Ce fut là que commença la bataille : on voyait d’un côté une multitude innombrable de soldats, et de l’autre moins de troupes, à la vérité, mais la fleur de la noblesse de France, conduite par son roi, et par un roi autant habile que vaillant. Othon avait donné l’aile droite à Ferdinand, comte de Flandre ; Renauld, comte de Boulogne, conduisait la gauche, et l’empereur en personne menait le corps de bataille. L’aile droite de Philippe était commandée par Eudes, duc de Bourgogne; la gauche, par Gauthier, comte de Saint-Paul; et Philippe avec la bataille marchait contre Othon. L’ordre était, dans l’armée d’Othon, de laisser à part tous les autres pour s’attacher à Philippe, parce qu’en l’abattant lui seul, toute l’armée serait défaite ; ainsi tout l’effort de l’ennemi tourna contre lui. On enfonça son escadron, qui était remarquable par la bannière royale, semée de fleurs de lis. On dissipa ses gardes, enfin on le porta par terre : pendant qu’un de ses chefs soutenait l’effort du combat, un autre, nommé Tristan, le remit sur son cheval.

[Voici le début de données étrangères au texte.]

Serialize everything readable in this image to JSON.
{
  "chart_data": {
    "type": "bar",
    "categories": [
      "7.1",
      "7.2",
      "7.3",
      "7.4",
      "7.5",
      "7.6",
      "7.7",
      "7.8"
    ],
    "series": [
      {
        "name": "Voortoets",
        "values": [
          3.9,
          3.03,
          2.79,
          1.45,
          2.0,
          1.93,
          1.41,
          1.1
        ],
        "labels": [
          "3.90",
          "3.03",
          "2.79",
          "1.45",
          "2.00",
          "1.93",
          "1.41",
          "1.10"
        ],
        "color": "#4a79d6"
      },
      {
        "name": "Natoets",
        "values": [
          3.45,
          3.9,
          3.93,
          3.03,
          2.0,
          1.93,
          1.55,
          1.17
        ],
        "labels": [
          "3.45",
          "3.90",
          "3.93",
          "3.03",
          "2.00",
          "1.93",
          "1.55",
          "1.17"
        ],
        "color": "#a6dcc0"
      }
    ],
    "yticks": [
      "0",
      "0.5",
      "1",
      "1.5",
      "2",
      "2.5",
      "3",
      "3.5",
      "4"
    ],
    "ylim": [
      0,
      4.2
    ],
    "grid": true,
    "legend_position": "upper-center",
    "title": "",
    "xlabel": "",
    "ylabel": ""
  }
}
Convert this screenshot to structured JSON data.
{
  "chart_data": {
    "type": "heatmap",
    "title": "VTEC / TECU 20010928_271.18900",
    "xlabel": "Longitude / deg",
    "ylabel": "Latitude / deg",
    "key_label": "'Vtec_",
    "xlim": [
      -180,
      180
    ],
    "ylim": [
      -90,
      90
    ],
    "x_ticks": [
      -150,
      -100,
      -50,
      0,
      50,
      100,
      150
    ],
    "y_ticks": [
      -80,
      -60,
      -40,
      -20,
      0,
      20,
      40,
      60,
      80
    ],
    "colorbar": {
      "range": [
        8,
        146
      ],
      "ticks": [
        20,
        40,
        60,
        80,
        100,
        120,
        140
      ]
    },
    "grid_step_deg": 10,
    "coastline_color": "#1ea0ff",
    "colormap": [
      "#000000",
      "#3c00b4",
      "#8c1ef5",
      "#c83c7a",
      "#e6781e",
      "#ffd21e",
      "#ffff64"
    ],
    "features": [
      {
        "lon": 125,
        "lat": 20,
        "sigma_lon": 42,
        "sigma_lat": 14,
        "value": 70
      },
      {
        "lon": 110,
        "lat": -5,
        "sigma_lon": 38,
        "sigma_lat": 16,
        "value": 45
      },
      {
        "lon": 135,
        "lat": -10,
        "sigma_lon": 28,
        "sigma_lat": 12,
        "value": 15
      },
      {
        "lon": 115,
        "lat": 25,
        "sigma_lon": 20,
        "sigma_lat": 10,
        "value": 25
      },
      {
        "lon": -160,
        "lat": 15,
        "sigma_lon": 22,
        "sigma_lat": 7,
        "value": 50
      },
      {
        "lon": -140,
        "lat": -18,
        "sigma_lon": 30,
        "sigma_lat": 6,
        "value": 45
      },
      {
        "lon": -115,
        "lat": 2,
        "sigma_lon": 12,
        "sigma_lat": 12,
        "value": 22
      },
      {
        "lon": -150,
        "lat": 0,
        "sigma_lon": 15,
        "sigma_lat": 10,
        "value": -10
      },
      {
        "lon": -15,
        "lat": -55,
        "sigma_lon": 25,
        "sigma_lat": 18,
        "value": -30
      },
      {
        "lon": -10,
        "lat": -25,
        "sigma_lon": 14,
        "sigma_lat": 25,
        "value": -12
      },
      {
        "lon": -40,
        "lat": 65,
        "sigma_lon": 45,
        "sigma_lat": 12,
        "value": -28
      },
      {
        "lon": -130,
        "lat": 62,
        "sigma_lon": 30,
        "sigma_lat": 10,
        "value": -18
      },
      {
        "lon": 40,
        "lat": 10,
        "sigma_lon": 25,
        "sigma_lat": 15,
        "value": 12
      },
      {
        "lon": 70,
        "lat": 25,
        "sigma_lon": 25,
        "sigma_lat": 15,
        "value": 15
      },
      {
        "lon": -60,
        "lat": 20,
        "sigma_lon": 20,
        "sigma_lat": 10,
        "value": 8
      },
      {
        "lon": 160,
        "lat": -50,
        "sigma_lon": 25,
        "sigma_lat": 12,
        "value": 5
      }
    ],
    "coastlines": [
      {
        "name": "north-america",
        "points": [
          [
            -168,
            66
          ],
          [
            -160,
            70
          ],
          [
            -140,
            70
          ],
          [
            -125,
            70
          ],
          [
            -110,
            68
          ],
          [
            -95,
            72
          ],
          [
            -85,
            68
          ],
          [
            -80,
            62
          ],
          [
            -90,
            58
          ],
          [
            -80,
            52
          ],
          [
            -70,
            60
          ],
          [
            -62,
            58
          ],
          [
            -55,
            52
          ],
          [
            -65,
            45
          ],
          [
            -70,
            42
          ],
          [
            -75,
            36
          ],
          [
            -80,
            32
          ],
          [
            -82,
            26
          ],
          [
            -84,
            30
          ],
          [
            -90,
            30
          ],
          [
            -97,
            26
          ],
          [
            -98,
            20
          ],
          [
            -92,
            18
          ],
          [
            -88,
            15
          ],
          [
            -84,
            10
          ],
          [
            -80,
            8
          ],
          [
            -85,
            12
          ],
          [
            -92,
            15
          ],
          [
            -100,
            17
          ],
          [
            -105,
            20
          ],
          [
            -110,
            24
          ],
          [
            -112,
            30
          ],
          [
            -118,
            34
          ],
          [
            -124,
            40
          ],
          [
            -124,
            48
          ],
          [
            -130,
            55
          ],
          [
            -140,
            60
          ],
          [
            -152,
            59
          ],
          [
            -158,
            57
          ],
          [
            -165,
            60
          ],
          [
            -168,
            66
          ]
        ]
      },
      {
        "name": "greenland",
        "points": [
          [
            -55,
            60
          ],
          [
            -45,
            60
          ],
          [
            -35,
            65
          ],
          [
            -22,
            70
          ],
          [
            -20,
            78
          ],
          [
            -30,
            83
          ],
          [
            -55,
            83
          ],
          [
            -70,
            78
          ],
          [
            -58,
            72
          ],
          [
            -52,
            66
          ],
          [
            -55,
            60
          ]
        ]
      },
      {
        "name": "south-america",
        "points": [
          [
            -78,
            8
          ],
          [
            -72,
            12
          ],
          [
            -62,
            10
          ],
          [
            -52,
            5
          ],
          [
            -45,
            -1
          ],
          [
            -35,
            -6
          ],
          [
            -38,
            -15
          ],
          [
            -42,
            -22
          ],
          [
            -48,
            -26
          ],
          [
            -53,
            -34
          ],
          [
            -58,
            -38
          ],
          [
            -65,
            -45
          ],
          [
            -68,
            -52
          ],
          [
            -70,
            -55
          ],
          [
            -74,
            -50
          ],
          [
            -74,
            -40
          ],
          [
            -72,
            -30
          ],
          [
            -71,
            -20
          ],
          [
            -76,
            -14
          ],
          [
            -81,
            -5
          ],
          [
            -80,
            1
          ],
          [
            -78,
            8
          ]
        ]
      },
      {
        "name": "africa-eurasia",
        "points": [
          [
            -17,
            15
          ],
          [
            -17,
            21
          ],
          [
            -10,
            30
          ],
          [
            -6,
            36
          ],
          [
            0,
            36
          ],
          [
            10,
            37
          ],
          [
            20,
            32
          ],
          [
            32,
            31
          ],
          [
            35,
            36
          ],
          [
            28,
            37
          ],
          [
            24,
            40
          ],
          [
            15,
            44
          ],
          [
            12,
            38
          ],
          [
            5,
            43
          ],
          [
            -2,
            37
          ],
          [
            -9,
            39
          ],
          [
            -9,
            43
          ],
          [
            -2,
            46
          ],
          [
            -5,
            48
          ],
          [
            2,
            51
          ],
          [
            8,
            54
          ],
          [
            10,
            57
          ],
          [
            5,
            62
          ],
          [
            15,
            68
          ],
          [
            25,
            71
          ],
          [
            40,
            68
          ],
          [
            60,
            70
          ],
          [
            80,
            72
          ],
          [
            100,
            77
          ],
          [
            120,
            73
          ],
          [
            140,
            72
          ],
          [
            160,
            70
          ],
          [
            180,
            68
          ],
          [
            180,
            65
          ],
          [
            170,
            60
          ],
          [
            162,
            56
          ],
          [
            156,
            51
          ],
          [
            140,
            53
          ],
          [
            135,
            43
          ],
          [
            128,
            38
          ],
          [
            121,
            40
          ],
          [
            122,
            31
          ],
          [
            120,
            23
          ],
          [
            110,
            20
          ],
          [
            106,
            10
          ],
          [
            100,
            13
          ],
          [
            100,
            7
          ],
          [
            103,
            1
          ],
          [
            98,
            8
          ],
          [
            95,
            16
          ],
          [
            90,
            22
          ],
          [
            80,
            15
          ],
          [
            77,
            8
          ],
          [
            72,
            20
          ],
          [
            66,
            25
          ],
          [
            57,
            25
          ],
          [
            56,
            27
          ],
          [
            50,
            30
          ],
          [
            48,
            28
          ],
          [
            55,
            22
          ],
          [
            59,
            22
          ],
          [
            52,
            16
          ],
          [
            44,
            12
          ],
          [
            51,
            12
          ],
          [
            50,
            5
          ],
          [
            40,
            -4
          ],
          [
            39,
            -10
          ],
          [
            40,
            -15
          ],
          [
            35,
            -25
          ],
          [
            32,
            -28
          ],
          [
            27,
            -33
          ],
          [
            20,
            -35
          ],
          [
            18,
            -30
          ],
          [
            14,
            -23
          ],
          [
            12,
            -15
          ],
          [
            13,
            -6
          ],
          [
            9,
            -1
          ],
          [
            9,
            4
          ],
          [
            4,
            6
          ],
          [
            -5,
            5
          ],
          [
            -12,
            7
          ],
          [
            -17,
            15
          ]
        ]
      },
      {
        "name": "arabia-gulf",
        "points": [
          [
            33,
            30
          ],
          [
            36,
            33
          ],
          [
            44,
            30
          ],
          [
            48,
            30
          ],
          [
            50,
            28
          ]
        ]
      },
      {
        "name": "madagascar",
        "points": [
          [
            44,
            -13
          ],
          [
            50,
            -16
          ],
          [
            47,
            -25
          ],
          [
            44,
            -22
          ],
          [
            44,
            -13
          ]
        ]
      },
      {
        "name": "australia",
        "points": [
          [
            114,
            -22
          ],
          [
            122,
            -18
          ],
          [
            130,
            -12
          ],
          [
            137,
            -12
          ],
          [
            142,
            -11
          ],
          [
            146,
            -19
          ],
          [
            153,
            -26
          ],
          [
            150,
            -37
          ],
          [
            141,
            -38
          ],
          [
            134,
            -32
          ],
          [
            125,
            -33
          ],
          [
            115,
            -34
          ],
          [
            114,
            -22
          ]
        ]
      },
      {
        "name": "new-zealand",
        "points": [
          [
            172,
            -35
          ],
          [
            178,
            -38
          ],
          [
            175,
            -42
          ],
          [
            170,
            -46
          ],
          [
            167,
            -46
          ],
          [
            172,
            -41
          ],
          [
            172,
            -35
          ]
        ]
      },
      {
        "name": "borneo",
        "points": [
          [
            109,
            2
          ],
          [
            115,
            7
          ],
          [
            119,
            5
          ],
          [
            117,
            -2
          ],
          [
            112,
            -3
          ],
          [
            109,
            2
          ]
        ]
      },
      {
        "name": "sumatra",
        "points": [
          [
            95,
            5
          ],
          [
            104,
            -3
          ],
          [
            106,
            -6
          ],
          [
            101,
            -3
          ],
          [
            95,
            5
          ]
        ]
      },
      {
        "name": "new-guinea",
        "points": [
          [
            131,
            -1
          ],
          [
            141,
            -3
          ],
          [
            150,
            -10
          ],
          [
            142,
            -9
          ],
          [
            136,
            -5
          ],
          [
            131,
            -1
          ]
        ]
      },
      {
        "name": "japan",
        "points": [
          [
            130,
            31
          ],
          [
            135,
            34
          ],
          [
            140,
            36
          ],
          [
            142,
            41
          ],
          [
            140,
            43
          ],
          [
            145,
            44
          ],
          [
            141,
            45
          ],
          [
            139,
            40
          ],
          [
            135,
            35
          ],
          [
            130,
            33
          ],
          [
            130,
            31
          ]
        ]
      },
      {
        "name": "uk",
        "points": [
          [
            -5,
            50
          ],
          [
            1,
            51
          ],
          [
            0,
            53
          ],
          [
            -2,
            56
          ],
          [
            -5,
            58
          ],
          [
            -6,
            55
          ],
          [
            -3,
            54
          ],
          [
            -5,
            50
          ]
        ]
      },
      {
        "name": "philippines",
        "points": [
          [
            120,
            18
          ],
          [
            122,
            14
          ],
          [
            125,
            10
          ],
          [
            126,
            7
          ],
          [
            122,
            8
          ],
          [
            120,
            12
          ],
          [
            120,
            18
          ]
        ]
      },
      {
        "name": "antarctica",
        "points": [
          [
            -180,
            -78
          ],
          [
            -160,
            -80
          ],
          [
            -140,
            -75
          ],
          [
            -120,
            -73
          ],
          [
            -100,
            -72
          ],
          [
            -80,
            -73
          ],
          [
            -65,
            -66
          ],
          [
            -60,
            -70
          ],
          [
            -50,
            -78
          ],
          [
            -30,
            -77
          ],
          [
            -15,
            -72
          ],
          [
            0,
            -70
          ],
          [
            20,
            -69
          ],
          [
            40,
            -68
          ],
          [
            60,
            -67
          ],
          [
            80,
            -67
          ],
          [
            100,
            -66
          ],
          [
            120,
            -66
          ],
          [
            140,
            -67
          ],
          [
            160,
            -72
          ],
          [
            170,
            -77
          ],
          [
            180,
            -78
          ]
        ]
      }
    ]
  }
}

Les Français, à leur tour, donnèrent contre Othon, et l’environnèrent de toutes parts : il aurait été percé de coups sans sa cuirasse ; enfin, son cheval, quoique blessé, le débarrassa, et l’emporta si loin, qu’on ne le vit plus durant tout le reste du combat. Les Allemands prirent la fuite, et furent vivement poursuivis par les Français. Cette déroute fut très-meurtrière, et l’on ne voyait partout que des monceaux de morts. Ferdinand, cependant, faisait le devoir de soldat et de capitaine; partout où il voyait les siens pressés, il y accourait : il rallia plusieurs fois les fuyards ; et même son cheval ayant été tué sous lui , il combattit longtemps à pied avec toute la bravoure possible : mais accablé par la multitude, il fut contraint de se rendre. Il eût été aisé à Renauld de se sauver en fuyant; mais il aima mieux être pris que de recevoir un tel déshonneur. Ainsi les principaux chefs furent pris, et Philippe remporta une pleine victoire. C’est ainsi que se passa cette célèbre bataille de Bouvines, qui se donna dans la plus grande chaleur de l’été, le 27 juillet 1214, depuis midi jusqu’à la nuit.

Le roi entra ensuite triomphant dans Paris, traînant après lui le comte de Flandre lié, et faisant porter devant lui les étendards, et principalement celui d’Othon, où il y avait un aigle qui tenait un dragon avec ses serres. Cette bataille assura les affaires de la France. Othon comptait tellement sur la victoire, qu’il avait déjà partagé ce royaume entre lui et ses alliés ; mais Dieu en disposa autrement, et en reconnaissance d’un si grand bienfait, Louis, fils de Philippe, fit bâtir près de Senlis un monastère, qu’on appela Notre-Dame de la Victoire, pour être un monument éternel de la victoire de Bouvines.

Philippe, après la victoire, entra dans le Poitou, où tout se soumit à lui ; et même il eût pris Jean s’il n’eût été obligé par le légat du Pape de consentir à une trêve. Quelque temps après il arriva de nouveaux troubles en Angleterre ; tout le monde s’y souleva contre le roi : ce prince s’était rendu odieux non-seulement aux ecclésiastiques et à la noblesse, mais même à tout le reste du peuple, par le mauvais traitement qu’il leur faisait. Pour comble de maux, il fut excommunié et privé de son royaume par le Pape, parce qu’il avait dépossédé par force l’archevêque de Cantorbéry. Alors (1216) les seigneurs d’Angleterre offrirent la couronne à Louis, fils de Philippe, qui se rendit aussitôt à Londres, où il fut couronné.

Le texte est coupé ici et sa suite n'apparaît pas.